Tatoeba / tatoeba2

Tatoeba is a platform whose purpose is to create a collaborative and open dataset of sentences and their translations.
https://tatoeba.org
GNU Affero General Public License v3.0
686 stars 131 forks source link

Allow researchers to easily download audio recordings #2502

Open jiru opened 3 years ago

jiru commented 3 years ago

Story

Researchers are using audio recordings from Tatoeba in their work, for example to evaluate speech recognition models. Currently, audio consumers need to download them manually or craft some script or rely on outdated datasets.

Lately we received an email from a researcher whose speech recognition model spot a few mismatches between audio and text. Even if we fix the errors, researchers won’t get the fix if they don’t get updated audio.

Ideas

LBeaudoux commented 3 years ago

Create and maintain a script/tool that can automatically download all the audio from Tatoeba for a given language. The tool should also allow updating after the initial download.

Maybe I could add this feature to my tatoebatools library?

jiru commented 3 years ago

Of course, but I am afraid that a solution based solely on the CSVs and regular HTTP download would have some limitations by design, such as:

LBeaudoux commented 3 years ago

Slow download because the many small files (could be worked around with parallel downloads, but it might easily trigger the server rate limitations)

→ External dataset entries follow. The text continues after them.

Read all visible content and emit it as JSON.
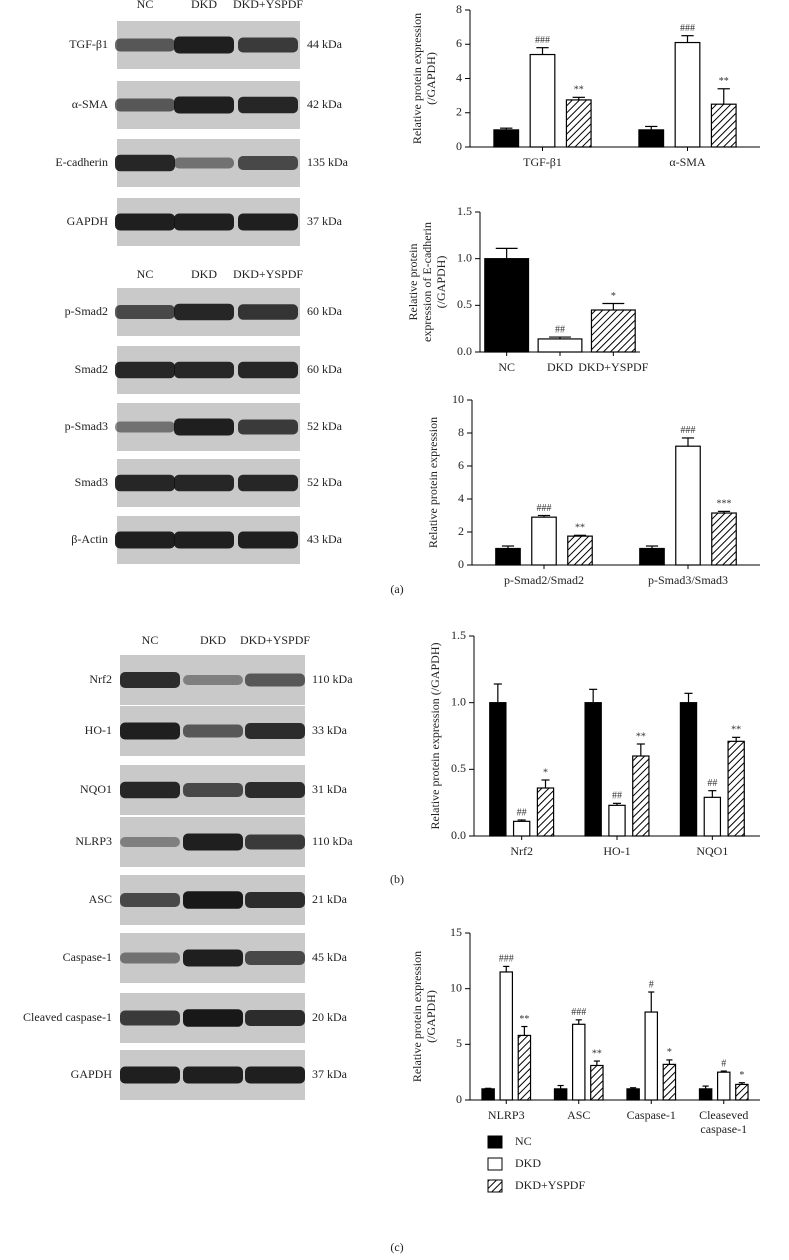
{
  "blots": [
    {
      "lanes": [
        "NC",
        "DKD",
        "DKD+YSPDF"
      ],
      "rows": [
        {
          "label": "TGF-β1",
          "size": "44 kDa"
        },
        {
          "label": "α-SMA",
          "size": "42 kDa"
        },
        {
          "label": "E-cadherin",
          "size": "135 kDa"
        },
        {
          "label": "GAPDH",
          "size": "37 kDa"
        }
      ]
    },
    {
      "lanes": [
        "NC",
        "DKD",
        "DKD+YSPDF"
      ],
      "rows": [
        {
          "label": "p-Smad2",
          "size": "60 kDa"
        },
        {
          "label": "Smad2",
          "size": "60 kDa"
        },
        {
          "label": "p-Smad3",
          "size": "52 kDa"
        },
        {
          "label": "Smad3",
          "size": "52 kDa"
        },
        {
          "label": "β-Actin",
          "size": "43 kDa"
        }
      ]
    },
    {
      "lanes": [
        "NC",
        "DKD",
        "DKD+YSPDF"
      ],
      "rows": [
        {
          "label": "Nrf2",
          "size": "110 kDa"
        },
        {
          "label": "HO-1",
          "size": "33 kDa"
        },
        {
          "label": "NQO1",
          "size": "31 kDa"
        },
        {
          "label": "NLRP3",
          "size": "110 kDa"
        },
        {
          "label": "ASC",
          "size": "21 kDa"
        },
        {
          "label": "Caspase-1",
          "size": "45 kDa"
        },
        {
          "label": "Cleaved caspase-1",
          "size": "20 kDa"
        },
        {
          "label": "GAPDH",
          "size": "37 kDa"
        }
      ]
    }
  ],
  "panels": [
    "(a)",
    "(b)",
    "(c)"
  ],
  "chart_data": [
    {
      "type": "bar",
      "ylabel": [
        "Relative protein expression",
        "(/GAPDH)"
      ],
      "categories": [
        "TGF-β1",
        "α-SMA"
      ],
      "ylim": [
        0,
        8
      ],
      "yticks": [
        0,
        2,
        4,
        6,
        8
      ],
      "series": [
        {
          "name": "NC",
          "style": "solid",
          "values": [
            1.0,
            1.0
          ],
          "errors": [
            0.1,
            0.2
          ],
          "annotations": [
            null,
            null
          ]
        },
        {
          "name": "DKD",
          "style": "open",
          "values": [
            5.4,
            6.1
          ],
          "errors": [
            0.4,
            0.4
          ],
          "annotations": [
            "###",
            "###"
          ]
        },
        {
          "name": "DKD+YSPDF",
          "style": "hatch",
          "values": [
            2.75,
            2.5
          ],
          "errors": [
            0.15,
            0.9
          ],
          "annotations": [
            "**",
            "**"
          ]
        }
      ]
    },
    {
      "type": "bar",
      "ylabel": [
        "Relative protein",
        "expression of E-cadherin",
        "(/GAPDH)"
      ],
      "categories": [
        "NC",
        "DKD",
        "DKD+YSPDF"
      ],
      "ylim": [
        0,
        1.5
      ],
      "yticks": [
        {
          "value": 0,
          "label": "0.0"
        },
        0.5,
        {
          "value": 1,
          "label": "1.0"
        },
        1.5
      ],
      "styles": [
        "solid",
        "open",
        "hatch"
      ],
      "values": [
        1.0,
        0.14,
        0.45
      ],
      "errors": [
        0.11,
        0.02,
        0.07
      ],
      "annotations": [
        null,
        "##",
        "*"
      ]
    },
    {
      "type": "bar",
      "ylabel": [
        "Relative protein expression"
      ],
      "categories": [
        "p-Smad2/Smad2",
        "p-Smad3/Smad3"
      ],
      "ylim": [
        0,
        10
      ],
      "yticks": [
        0,
        2,
        4,
        6,
        8,
        10
      ],
      "series": [
        {
          "name": "NC",
          "style": "solid",
          "values": [
            1.0,
            1.0
          ],
          "errors": [
            0.15,
            0.15
          ],
          "annotations": [
            null,
            null
          ]
        },
        {
          "name": "DKD",
          "style": "open",
          "values": [
            2.9,
            7.2
          ],
          "errors": [
            0.1,
            0.5
          ],
          "annotations": [
            "###",
            "###"
          ]
        },
        {
          "name": "DKD+YSPDF",
          "style": "hatch",
          "values": [
            1.75,
            3.15
          ],
          "errors": [
            0.05,
            0.1
          ],
          "annotations": [
            "**",
            "***"
          ]
        }
      ]
    },
    {
      "type": "bar",
      "ylabel": [
        "Relative protein expression (/GAPDH)"
      ],
      "categories": [
        "Nrf2",
        "HO-1",
        "NQO1"
      ],
      "ylim": [
        0,
        1.5
      ],
      "yticks": [
        {
          "value": 0,
          "label": "0.0"
        },
        0.5,
        {
          "value": 1,
          "label": "1.0"
        },
        1.5
      ],
      "series": [
        {
          "name": "NC",
          "style": "solid",
          "values": [
            1.0,
            1.0,
            1.0
          ],
          "errors": [
            0.14,
            0.1,
            0.07
          ],
          "annotations": [
            null,
            null,
            null
          ]
        },
        {
          "name": "DKD",
          "style": "open",
          "values": [
            0.11,
            0.23,
            0.29
          ],
          "errors": [
            0.01,
            0.015,
            0.05
          ],
          "annotations": [
            "##",
            "##",
            "##"
          ]
        },
        {
          "name": "DKD+YSPDF",
          "style": "hatch",
          "values": [
            0.36,
            0.6,
            0.71
          ],
          "errors": [
            0.06,
            0.09,
            0.03
          ],
          "annotations": [
            "*",
            "**",
            "**"
          ]
        }
      ]
    },
    {
      "type": "bar",
      "ylabel": [
        "Relative protein expression",
        "(/GAPDH)"
      ],
      "categories": [
        "NLRP3",
        "ASC",
        "Caspase-1",
        "Cleaseved caspase-1"
      ],
      "ylim": [
        0,
        15
      ],
      "yticks": [
        0,
        5,
        10,
        15
      ],
      "legend": "below",
      "series": [
        {
          "name": "NC",
          "style": "solid",
          "values": [
            1.0,
            1.0,
            1.0,
            1.0
          ],
          "errors": [
            0.05,
            0.3,
            0.1,
            0.25
          ],
          "annotations": [
            null,
            null,
            null,
            null
          ]
        },
        {
          "name": "DKD",
          "style": "open",
          "values": [
            11.5,
            6.8,
            7.9,
            2.5
          ],
          "errors": [
            0.5,
            0.4,
            1.8,
            0.1
          ],
          "annotations": [
            "###",
            "###",
            "#",
            "#"
          ]
        },
        {
          "name": "DKD+YSPDF",
          "style": "hatch",
          "values": [
            5.8,
            3.1,
            3.2,
            1.4
          ],
          "errors": [
            0.8,
            0.4,
            0.4,
            0.15
          ],
          "annotations": [
            "**",
            "**",
            "*",
            "*"
          ]
        }
      ]
    }
  ]
}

I assumed that Tatoeba would periodically generate and release monolingual archives of audio files.

How can the script know if a given audio has been updated or removed?

If the created and modified fields of the audios table are added to the sentences_with_audio CSV export files, then the versions of the local audio files could be compared to the versions of the files available online so that only newly created or modified files are downloaded.

jiru commented 3 years ago

I assumed that Tatoeba would periodically generate and release monolingual archives of audio files.

If we are to generate such archives, then there is little need to use a dedicated download script because it’s as simple as downloading the current CSVs. Besides, as a drawbacks it becomes very hard to allow delta updates. I think we may implement either static archives or a dedicated script, not both.

If the created and modified fields of the audios table are added to the sentences_with_audio CSV export files

Yes. There is one minor drawback however: having those field modified is no guarantee that the audio file did actually change. For example, if an admin temporarily disables audio from the sentence page for some reason, and then re-enables it, then the created field gets changed but the audio file doesn’t need be downloaded again.

LBeaudoux commented 3 years ago

Maybe Tatoeba should opt for an object storage service to manage its media files as many other websites do.

Those services offer sync tools. For example, you can mirror files from an AWS S3 bucket to a local directory with a command like this one: aws s3 sync s3://mybucket .

jiru commented 2 years ago

I had a look at https://archive.org/, I think it could be a good place to host the audio that is under creative commons. They provide a cli called ia to automate upload, and the underlying architecture is basically s3.

I considered publishing the audio under the community audio collection, however it looks like it’s more for audio people would normally listen to, such as music, movies, podcasts etc. The dataset collection looks more appropriate. They ask not to upload more than 10k files per set, so we’d have to create zip archives. Since the license and language can only be specified on the item level (not file level), we’d rather create one item containing just one zip, for each voice/language pair.

Zipping could be tricky because CK’s dataset is about 15GB already, and we don’t have that much space to write such a big temporary zip file before upload, and ia does not allow "streamed" upload because it fails without a Content-Length header.

Properly setting the language metadata would require some conversion because they use MARC codes, which is more or less ISO 639-2. (We use ISO 639-3 and there are subtle differences such as fre instead of fra.)

LBeaudoux commented 2 years ago

we don’t have that much space to write such a big temporary zip file before upload

Moving all audio files used in production to an object-storage service would free up a lot of storage from Tatoeba server. Then, you could also zip and upload to Internet Archive from the cloud.

they use MARC codes, which is more or less ISO 639-2

As long as you stick to the codes and don't use language names, it seems that MARC codes match ISO 639-2 bibliographic codes. In the case you chose python for your script, I recommend you this library I created to handle language code conversion.